Azibo reservoir: the beach of Trás-os-Montes
The Azibo reservoir is unique in Portugal: its beaches are of an unusual quality and its biodiversity is unique. The beaches of Trás-os-Montes offer a lot all year round. Many people go to Trás-os-Montes every summer to go to the beach and they are not wrong. The beaches of Ribeira and Fraga da Pegada, in the Azibo reservoir, are the main bathing resort in the north-east. With grass and sandy areas, sun and shade, water parks, seagulls and canoes, with cafés, lifeguard surveillance and a children’s playground.
And if when the weather starts to warm up, the usual bucolic landscape of Azibo gains the colour of the bathing suits and the laughter of the children, it is in August that the floods arrive. Then, many hundreds of people dive in the warm waters of Azibo. But there’s room for everyone, and you never have to ask permission to put your towel on and find a corner and then enjoy the water, which remains at 22 degrees Celsius at the surface and whose quality allows it to bear the Blue Flag.
Ribeira beach is the best known and also the biggest. Elected Wonder of Portugal (the only river beach north of the Tagus that won that distinction), it is here that every year the finals of the national beach volleyball championships take place. It is also, therefore, the busiest beach.
Pegada’s beach is smaller. This is the river beach in all Europe that has had the Blue Flag hoisted for the longest consecutive years. It owes its name to a geological and archaeological monument. Pegada’s Crag is a metavolcanite similar to those found in the Azores and Madeira archipelagos and also has important archaeological remains, such as excavated footprints (podomorphs).
With a café-restaurant overlooking the lake and another small beach support, it is from this bathing area that starts a pedestrian trail that skirts part of the lake shore. Not all of it, because we are in the middle of a protected area.

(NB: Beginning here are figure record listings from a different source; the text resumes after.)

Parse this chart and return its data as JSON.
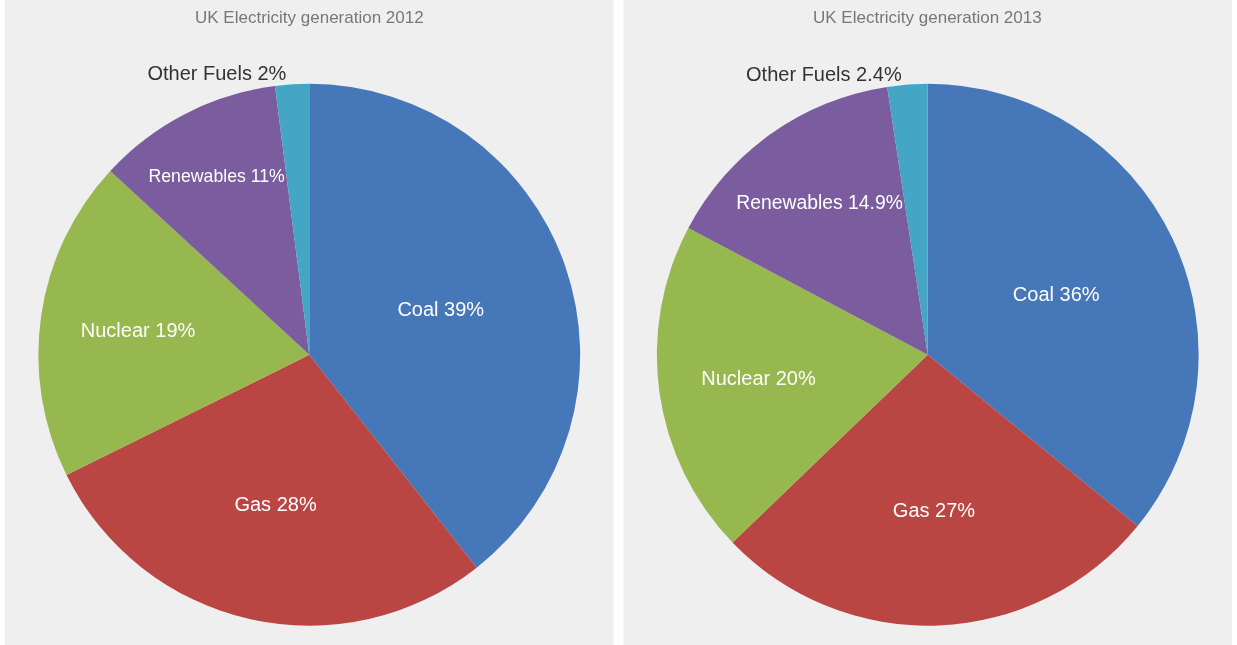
{
  "chart_data": [
    {
      "type": "pie",
      "title": "UK Electricity generation 2012",
      "categories": [
        "Coal",
        "Gas",
        "Nuclear",
        "Renewables",
        "Other Fuels"
      ],
      "values": [
        39,
        28,
        19,
        11,
        2
      ],
      "colors": [
        "#4677b8",
        "#b94643",
        "#97b74f",
        "#7b5c9e",
        "#44a6c4"
      ],
      "value_labels": [
        "39%",
        "28%",
        "19%",
        "11%",
        "2%"
      ]
    },
    {
      "type": "pie",
      "title": "UK Electricity generation 2013",
      "categories": [
        "Coal",
        "Gas",
        "Nuclear",
        "Renewables",
        "Other Fuels"
      ],
      "values": [
        36,
        27,
        20,
        14.9,
        2.4
      ],
      "colors": [
        "#4677b8",
        "#b94643",
        "#97b74f",
        "#7b5c9e",
        "#44a6c4"
      ],
      "value_labels": [
        "36%",
        "27%",
        "20%",
        "14.9%",
        "2.4%"
      ]
    }
  ]
}
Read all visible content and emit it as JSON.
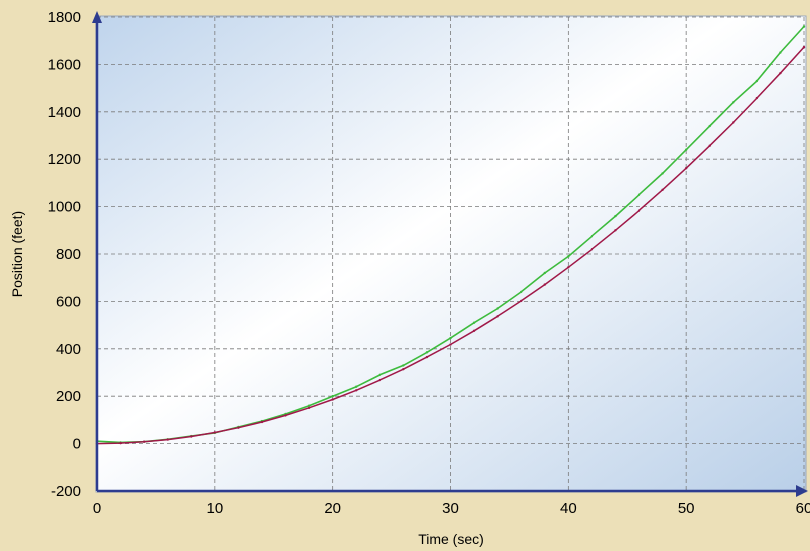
{
  "chart_data": {
    "type": "line",
    "title": "",
    "xlabel": "Time (sec)",
    "ylabel": "Position (feet)",
    "xlim": [
      0,
      60
    ],
    "ylim": [
      -200,
      1800
    ],
    "xticks": [
      0,
      10,
      20,
      30,
      40,
      50,
      60
    ],
    "yticks": [
      -200,
      0,
      200,
      400,
      600,
      800,
      1000,
      1200,
      1400,
      1600,
      1800
    ],
    "grid": true,
    "legend": "none",
    "colors": {
      "background": "#ece0b8",
      "plot_bg_edge": "#bcd2ea",
      "plot_bg_center": "#ffffff",
      "grid": "#7a7a7a",
      "measured": "#3dbb3d",
      "fit": "#a01848",
      "axis_arrow": "#2d3c8f"
    },
    "series": [
      {
        "style": "noisy measured data",
        "x": [
          0,
          2,
          4,
          6,
          8,
          10,
          12,
          14,
          16,
          18,
          20,
          22,
          24,
          26,
          28,
          30,
          32,
          34,
          36,
          38,
          40,
          42,
          44,
          46,
          48,
          50,
          52,
          54,
          56,
          58,
          60
        ],
        "y": [
          10,
          5,
          8,
          18,
          32,
          45,
          70,
          95,
          125,
          160,
          200,
          240,
          290,
          330,
          385,
          445,
          510,
          570,
          640,
          720,
          790,
          875,
          960,
          1050,
          1140,
          1240,
          1340,
          1440,
          1530,
          1650,
          1760
        ]
      },
      {
        "style": "smooth fitted curve",
        "x": [
          0,
          2,
          4,
          6,
          8,
          10,
          12,
          14,
          16,
          18,
          20,
          22,
          24,
          26,
          28,
          30,
          32,
          34,
          36,
          38,
          40,
          42,
          44,
          46,
          48,
          50,
          52,
          54,
          56,
          58,
          60
        ],
        "y": [
          0,
          2,
          8,
          17,
          30,
          47,
          67,
          91,
          119,
          151,
          186,
          225,
          268,
          314,
          365,
          418,
          476,
          537,
          602,
          671,
          744,
          820,
          900,
          983,
          1071,
          1162,
          1257,
          1355,
          1458,
          1563,
          1673
        ]
      }
    ]
  }
}
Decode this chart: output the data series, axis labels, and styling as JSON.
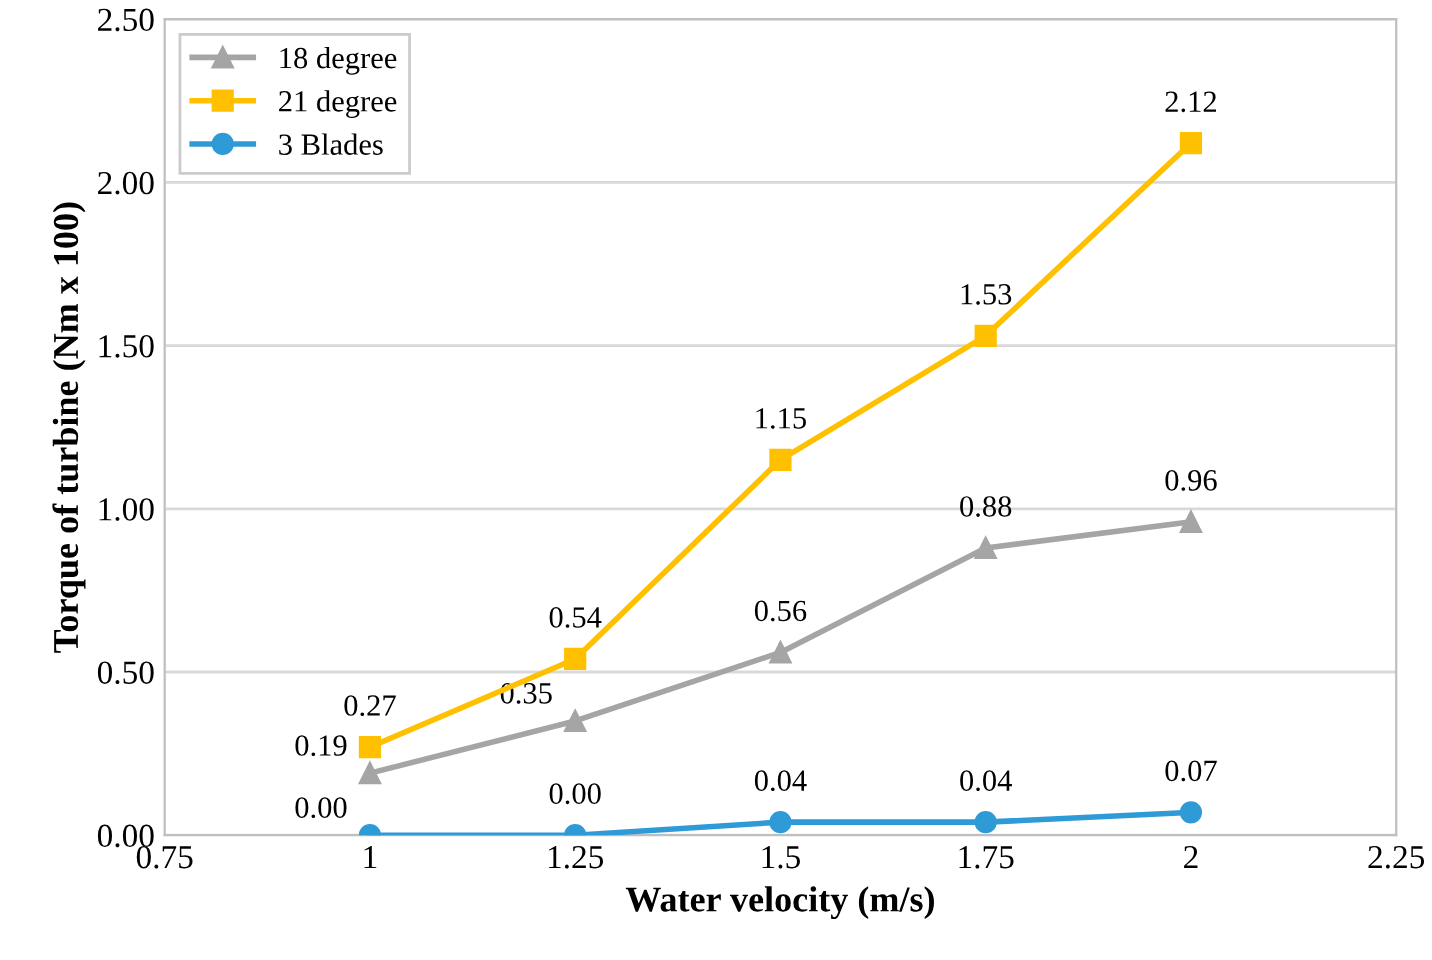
{
  "chart_data": {
    "type": "line",
    "xlabel": "Water velocity (m/s)",
    "ylabel": "Torque of turbine (Nm x 100)",
    "x": [
      1,
      1.25,
      1.5,
      1.75,
      2
    ],
    "series": [
      {
        "name": "18 degree",
        "color": "#a5a5a5",
        "marker": "triangle",
        "values": [
          0.19,
          0.35,
          0.56,
          0.88,
          0.96
        ],
        "value_labels": [
          "0.19",
          "0.35",
          "0.56",
          "0.88",
          "0.96"
        ]
      },
      {
        "name": "21 degree",
        "color": "#ffc000",
        "marker": "square",
        "values": [
          0.27,
          0.54,
          1.15,
          1.53,
          2.12
        ],
        "value_labels": [
          "0.27",
          "0.54",
          "1.15",
          "1.53",
          "2.12"
        ]
      },
      {
        "name": "3 Blades",
        "color": "#2e9ad6",
        "marker": "circle",
        "values": [
          0.0,
          0.0,
          0.04,
          0.04,
          0.07
        ],
        "value_labels": [
          "0.00",
          "0.00",
          "0.04",
          "0.04",
          "0.07"
        ]
      }
    ],
    "xlim": [
      0.75,
      2.25
    ],
    "xticks": [
      0.75,
      1,
      1.25,
      1.5,
      1.75,
      2,
      2.25
    ],
    "ylim": [
      0,
      2.5
    ],
    "yticks": [
      {
        "value": 0,
        "label": "0.00"
      },
      {
        "value": 0.5,
        "label": "0.50"
      },
      {
        "value": 1,
        "label": "1.00"
      },
      {
        "value": 1.5,
        "label": "1.50"
      },
      {
        "value": 2,
        "label": "2.00"
      },
      {
        "value": 2.5,
        "label": "2.50"
      }
    ],
    "grid": "y",
    "legend": "top left",
    "line_style": "solid"
  }
}
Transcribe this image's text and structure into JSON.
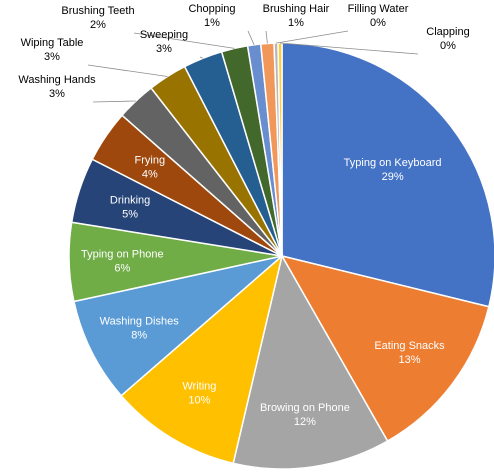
{
  "chart_data": {
    "type": "pie",
    "slices": [
      {
        "label": "Typing on Keyboard",
        "pct_label": "29%",
        "value": 29,
        "color": "#4472c4",
        "inside": true
      },
      {
        "label": "Eating Snacks",
        "pct_label": "13%",
        "value": 13,
        "color": "#ed7d31",
        "inside": true
      },
      {
        "label": "Browing on Phone",
        "pct_label": "12%",
        "value": 12,
        "color": "#a5a5a5",
        "inside": true
      },
      {
        "label": "Writing",
        "pct_label": "10%",
        "value": 10,
        "color": "#ffc000",
        "inside": true
      },
      {
        "label": "Washing Dishes",
        "pct_label": "8%",
        "value": 8,
        "color": "#5b9bd5",
        "inside": true
      },
      {
        "label": "Typing on Phone",
        "pct_label": "6%",
        "value": 6,
        "color": "#70ad47",
        "inside": true
      },
      {
        "label": "Drinking",
        "pct_label": "5%",
        "value": 5,
        "color": "#264478",
        "inside": true
      },
      {
        "label": "Frying",
        "pct_label": "4%",
        "value": 4,
        "color": "#9e480e",
        "inside": true
      },
      {
        "label": "Washing Hands",
        "pct_label": "3%",
        "value": 3,
        "color": "#636363",
        "inside": false
      },
      {
        "label": "Wiping Table",
        "pct_label": "3%",
        "value": 3,
        "color": "#997300",
        "inside": false
      },
      {
        "label": "Sweeping",
        "pct_label": "3%",
        "value": 3,
        "color": "#255e91",
        "inside": false
      },
      {
        "label": "Brushing Teeth",
        "pct_label": "2%",
        "value": 2,
        "color": "#43682b",
        "inside": false
      },
      {
        "label": "Chopping",
        "pct_label": "1%",
        "value": 1,
        "color": "#698ed0",
        "inside": false
      },
      {
        "label": "Brushing Hair",
        "pct_label": "1%",
        "value": 1,
        "color": "#f1975a",
        "inside": false
      },
      {
        "label": "Filling Water",
        "pct_label": "0%",
        "value": 0.3,
        "color": "#b7b7b7",
        "inside": false
      },
      {
        "label": "Clapping",
        "pct_label": "0%",
        "value": 0.3,
        "color": "#ffcd33",
        "inside": false
      }
    ]
  }
}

The natural conditions and the constant work of the Macedo de Cavaleiros Town Hall to guarantee all the conditions for the holidaymakers have made the success of Azibo’s beaches, but we must also add its location, right at the exit of a motorway junction and right next to Podence, the village that the Caretos put on the map and where you can also eat very well.
Azibo is a Protected Landscape
The Azibo reservoir was built as a water reserve for agricultural activities, but quickly became a point of great biodiversity. So much so, that today it is a Protected Landscape, integrating that which is the largest reserve in Europe declared by UNESCO, the Transfrontier Biosphere Reserve of the Iberian Meseta.
It is here that the Crested Grebe nests in the middle of the water in early spring, and it is also in Azibo that we find an unusual concentration of butterflies. By the Santa Combinha Biodiversity Station – a riverside village worth visiting – we find 43 of the 135 diurnal butterfly species known in Portugal.
This is why Azibo is not only sought after in summer. The observation of birdlife and butterflies also attracts nature tourism lovers to the border between the Terra Quente and Terra Fria transmontana.
From the Biodiversity Station there is also a small circular trail of 4.1 kilometres that uses recovered rural paths and allows a journey through traditions and nature.
Lying on the sand, enjoying the hot sun of a late August afternoon, the holidaymakers have the tranquillity that the place provides on their faces. Many are habitués of the beaches of Ribeira and Pegada, but there are also those who have just arrived for the first time. When challenged to describe Azibo in one word, they repeat: “tranquillity”, “wonder”, “beauty”!